A rigor, a quartelada verde-amarela passou longe da Revolução Francesa, que mudou o mundo a partir de 1792. “O que houve foi um evento, um golpe militar, que em 15 de novembro de 1889 destituiu o primeiro-ministro. Era este o objetivo do marechal Deodoro da Fonseca. Monarquista, ele jamais faria nada contra o imperador”, observa o pesquisador, enfatizando que o responsável pela decisão do militar foi o republicanista Benjamin Constant. “Ele envenenou Deodoro, dizendo que dom Pedro II nomearia Silveira Martins, um desafeto do marechal, para o ministério”. Tal intriga, aliada ao ressentimento dos escravocratas, levou à proclamação.

“O golpe militar foi conservador. A princesa Isabel tinha um projeto muito mais avançado para o país. Não por acaso, com a federalização, o estado de São Paulo, berço do republicanismo, continuou mantendo políticas protecionistas em relação ao café, socializando o custo das perdas sazonais de modo a não penalizar os produtores. No Brasil, como sempre, quem paga a aventura dos grandes empresários é o povo”, afirma o historiador.

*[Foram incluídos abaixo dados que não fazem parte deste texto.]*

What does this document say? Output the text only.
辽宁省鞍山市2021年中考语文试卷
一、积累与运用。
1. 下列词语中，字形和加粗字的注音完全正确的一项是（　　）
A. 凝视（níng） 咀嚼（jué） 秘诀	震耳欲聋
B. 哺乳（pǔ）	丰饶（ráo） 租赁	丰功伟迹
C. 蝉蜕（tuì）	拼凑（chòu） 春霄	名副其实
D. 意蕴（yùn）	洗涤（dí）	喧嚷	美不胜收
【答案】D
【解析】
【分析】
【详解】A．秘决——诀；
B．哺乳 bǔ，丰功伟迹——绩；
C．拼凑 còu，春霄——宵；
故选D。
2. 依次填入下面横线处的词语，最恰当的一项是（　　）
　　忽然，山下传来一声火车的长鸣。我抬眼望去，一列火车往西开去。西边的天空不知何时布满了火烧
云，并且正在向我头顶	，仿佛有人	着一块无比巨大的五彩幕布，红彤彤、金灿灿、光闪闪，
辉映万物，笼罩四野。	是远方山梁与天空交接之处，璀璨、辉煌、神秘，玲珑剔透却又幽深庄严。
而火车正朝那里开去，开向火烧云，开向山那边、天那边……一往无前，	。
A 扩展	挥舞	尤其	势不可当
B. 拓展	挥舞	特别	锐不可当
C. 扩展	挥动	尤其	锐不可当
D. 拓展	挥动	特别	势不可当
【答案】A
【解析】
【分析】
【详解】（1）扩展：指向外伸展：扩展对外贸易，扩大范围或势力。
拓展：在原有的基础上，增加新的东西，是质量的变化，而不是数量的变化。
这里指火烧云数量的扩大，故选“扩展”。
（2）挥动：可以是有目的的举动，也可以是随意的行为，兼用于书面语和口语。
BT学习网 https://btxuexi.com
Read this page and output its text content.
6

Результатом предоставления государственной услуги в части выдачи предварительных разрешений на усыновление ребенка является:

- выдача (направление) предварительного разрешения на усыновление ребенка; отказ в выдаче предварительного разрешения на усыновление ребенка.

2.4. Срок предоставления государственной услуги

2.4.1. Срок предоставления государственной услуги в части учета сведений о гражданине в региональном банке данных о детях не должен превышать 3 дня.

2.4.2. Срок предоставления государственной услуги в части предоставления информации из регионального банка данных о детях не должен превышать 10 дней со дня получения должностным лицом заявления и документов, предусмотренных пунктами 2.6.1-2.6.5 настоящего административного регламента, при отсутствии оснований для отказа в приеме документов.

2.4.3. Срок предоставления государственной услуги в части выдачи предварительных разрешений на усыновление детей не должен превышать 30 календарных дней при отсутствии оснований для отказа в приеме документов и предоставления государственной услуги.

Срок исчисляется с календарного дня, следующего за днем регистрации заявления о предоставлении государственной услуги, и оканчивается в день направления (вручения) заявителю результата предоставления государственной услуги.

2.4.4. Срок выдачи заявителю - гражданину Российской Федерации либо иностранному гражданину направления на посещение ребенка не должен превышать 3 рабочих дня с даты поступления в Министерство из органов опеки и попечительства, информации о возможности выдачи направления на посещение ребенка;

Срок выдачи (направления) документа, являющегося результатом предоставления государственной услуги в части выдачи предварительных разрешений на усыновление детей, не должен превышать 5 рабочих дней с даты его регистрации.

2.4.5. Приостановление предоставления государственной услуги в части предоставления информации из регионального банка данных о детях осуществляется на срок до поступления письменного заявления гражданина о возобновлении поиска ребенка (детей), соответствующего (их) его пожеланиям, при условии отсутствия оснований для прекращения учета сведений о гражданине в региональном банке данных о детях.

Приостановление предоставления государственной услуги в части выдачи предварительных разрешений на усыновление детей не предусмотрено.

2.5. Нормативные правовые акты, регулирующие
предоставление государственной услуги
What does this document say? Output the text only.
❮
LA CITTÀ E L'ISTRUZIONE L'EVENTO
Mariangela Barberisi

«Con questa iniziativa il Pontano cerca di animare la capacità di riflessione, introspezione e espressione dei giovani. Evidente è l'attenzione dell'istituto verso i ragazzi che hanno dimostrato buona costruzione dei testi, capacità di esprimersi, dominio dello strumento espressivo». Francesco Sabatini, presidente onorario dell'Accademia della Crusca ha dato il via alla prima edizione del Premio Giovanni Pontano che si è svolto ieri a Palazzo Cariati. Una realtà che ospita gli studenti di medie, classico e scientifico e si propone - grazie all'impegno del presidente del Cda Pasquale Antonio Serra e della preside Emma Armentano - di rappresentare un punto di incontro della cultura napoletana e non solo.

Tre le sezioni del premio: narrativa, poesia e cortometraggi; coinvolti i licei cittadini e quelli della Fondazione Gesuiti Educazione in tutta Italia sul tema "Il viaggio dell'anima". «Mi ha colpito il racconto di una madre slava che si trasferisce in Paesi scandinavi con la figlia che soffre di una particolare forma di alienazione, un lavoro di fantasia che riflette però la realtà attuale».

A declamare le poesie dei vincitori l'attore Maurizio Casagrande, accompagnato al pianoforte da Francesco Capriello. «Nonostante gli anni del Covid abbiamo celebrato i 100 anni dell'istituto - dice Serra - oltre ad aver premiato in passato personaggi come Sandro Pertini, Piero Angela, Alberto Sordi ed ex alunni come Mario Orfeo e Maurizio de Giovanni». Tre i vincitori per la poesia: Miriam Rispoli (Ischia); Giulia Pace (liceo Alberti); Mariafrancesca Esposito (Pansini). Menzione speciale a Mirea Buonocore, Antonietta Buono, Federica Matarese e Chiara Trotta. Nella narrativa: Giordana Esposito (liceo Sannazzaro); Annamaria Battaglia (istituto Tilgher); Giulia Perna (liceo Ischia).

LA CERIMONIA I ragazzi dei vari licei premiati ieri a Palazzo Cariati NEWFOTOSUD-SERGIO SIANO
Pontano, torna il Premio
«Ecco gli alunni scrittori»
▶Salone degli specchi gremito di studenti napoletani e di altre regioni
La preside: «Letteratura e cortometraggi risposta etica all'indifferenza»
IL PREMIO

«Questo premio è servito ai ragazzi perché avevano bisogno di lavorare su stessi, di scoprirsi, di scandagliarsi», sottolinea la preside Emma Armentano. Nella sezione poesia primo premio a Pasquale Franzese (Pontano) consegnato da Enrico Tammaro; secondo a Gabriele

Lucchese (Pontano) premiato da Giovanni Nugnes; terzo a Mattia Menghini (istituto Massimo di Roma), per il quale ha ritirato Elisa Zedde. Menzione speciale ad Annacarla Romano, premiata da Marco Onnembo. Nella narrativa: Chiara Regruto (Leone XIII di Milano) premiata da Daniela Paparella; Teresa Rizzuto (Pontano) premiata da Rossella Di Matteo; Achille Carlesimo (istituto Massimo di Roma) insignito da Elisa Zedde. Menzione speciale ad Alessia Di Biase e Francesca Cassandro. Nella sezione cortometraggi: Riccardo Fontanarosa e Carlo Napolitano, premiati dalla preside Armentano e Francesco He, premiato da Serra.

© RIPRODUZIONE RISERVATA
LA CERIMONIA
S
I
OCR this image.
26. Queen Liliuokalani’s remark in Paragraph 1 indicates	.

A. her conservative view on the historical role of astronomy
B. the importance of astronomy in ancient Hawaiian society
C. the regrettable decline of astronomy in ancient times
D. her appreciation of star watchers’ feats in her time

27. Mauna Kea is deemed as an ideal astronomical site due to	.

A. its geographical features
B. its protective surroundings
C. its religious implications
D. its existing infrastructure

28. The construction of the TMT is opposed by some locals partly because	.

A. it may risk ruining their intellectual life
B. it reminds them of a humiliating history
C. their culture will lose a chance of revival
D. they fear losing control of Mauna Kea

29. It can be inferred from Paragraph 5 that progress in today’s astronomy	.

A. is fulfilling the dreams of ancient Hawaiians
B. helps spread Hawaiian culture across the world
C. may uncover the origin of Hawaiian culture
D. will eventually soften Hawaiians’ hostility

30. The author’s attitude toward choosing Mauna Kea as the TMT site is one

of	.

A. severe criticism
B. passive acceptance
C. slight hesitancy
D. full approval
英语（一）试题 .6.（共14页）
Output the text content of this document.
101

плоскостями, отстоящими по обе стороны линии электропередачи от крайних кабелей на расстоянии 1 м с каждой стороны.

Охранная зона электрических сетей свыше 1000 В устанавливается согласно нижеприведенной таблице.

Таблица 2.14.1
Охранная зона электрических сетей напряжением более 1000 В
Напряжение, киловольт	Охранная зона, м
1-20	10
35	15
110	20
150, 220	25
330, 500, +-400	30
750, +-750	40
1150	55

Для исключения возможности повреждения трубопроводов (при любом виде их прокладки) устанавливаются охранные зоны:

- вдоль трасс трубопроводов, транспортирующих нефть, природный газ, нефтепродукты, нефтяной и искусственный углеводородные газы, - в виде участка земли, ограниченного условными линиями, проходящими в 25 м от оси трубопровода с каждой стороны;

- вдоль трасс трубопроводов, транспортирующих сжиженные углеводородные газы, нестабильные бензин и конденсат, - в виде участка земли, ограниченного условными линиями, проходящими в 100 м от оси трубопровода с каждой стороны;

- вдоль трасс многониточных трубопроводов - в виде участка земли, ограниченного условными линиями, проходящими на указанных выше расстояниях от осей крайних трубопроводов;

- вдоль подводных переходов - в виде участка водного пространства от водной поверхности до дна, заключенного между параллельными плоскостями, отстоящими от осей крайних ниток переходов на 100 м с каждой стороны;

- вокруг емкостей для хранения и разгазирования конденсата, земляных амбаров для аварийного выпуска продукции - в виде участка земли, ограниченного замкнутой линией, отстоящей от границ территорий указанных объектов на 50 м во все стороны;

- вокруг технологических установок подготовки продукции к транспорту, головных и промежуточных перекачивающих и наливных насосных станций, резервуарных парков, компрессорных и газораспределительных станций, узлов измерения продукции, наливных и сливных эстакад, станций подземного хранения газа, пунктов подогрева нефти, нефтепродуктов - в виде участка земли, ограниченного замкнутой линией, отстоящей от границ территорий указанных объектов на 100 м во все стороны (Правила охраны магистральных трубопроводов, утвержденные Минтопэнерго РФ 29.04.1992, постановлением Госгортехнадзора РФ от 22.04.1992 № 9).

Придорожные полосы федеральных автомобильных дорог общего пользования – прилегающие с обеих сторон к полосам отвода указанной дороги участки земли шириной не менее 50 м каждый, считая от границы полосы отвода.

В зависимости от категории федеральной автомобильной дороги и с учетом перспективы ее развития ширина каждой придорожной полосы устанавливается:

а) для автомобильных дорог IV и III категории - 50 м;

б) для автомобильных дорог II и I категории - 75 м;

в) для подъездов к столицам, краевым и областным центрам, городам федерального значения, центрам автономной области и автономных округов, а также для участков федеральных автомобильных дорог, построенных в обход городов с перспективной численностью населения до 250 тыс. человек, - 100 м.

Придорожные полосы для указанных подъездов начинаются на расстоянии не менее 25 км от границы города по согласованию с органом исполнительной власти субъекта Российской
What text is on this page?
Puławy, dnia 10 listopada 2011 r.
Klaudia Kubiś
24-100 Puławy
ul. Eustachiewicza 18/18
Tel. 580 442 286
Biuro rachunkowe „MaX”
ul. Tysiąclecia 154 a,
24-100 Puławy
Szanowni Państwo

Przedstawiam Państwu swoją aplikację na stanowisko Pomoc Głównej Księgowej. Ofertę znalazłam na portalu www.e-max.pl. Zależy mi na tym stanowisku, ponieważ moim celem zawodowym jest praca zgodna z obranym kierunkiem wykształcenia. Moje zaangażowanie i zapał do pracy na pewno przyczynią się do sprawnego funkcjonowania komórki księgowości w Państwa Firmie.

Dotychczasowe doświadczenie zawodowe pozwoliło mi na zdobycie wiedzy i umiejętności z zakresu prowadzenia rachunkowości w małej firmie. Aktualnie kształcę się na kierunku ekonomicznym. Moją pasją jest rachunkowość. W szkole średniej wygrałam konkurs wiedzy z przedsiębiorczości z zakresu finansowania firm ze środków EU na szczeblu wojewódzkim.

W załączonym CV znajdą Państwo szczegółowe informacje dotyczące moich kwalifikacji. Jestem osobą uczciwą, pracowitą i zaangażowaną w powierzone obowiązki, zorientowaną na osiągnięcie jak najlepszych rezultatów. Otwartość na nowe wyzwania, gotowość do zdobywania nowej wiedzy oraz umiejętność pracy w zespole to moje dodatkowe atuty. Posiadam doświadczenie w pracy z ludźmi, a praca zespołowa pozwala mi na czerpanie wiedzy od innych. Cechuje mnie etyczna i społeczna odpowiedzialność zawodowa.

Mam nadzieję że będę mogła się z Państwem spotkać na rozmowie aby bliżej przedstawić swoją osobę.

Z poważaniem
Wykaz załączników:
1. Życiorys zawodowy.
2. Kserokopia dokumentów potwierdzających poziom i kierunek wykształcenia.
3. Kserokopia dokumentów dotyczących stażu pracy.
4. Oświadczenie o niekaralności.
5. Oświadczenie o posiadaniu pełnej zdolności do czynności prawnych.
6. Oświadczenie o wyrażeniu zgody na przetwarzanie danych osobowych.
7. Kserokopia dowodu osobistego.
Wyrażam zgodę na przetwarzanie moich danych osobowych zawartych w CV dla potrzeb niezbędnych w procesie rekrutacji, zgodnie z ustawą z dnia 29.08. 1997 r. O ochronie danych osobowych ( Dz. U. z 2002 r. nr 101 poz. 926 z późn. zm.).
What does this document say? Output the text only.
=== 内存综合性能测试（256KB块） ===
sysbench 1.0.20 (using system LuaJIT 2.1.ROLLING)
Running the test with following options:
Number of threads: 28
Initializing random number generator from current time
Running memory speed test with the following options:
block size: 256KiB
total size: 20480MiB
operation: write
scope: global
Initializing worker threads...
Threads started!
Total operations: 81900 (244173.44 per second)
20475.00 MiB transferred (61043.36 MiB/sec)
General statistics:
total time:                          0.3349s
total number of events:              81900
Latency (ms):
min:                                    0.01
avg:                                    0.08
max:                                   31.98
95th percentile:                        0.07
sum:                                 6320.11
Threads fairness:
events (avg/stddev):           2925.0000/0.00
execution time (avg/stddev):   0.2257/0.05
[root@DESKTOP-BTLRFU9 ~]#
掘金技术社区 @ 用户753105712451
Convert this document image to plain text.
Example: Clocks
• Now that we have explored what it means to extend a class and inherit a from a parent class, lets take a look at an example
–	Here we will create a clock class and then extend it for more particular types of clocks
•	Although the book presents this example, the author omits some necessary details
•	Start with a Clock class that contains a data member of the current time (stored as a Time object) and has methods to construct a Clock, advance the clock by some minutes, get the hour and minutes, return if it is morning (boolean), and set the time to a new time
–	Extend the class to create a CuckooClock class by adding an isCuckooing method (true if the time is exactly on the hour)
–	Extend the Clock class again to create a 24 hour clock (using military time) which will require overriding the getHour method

O livro de Costa chama a atenção para a aguda percepção de dom Pedro II em relação ao futuro do Brasil num contexto mundial marcado por amplas mudanças socioeconômicas. “Ele assumiu a monarquia ainda muito jovem, nos anos 1840, com o golpe da maioridade. Aos 15 anos, teve que enfrentar a pressão da Inglaterra pelo fim da escravidão – não por altruísmo, mas porque o império precisava de mercado consumidor para seus produtos industrializados. No fundo, dom Pedro sabia: mais cedo ou mais tarde, o Brasil teria que resolver a questão da escravidão e abrir as portas para a modernidade”, diz o autor de Crônica de uma república não proclamada....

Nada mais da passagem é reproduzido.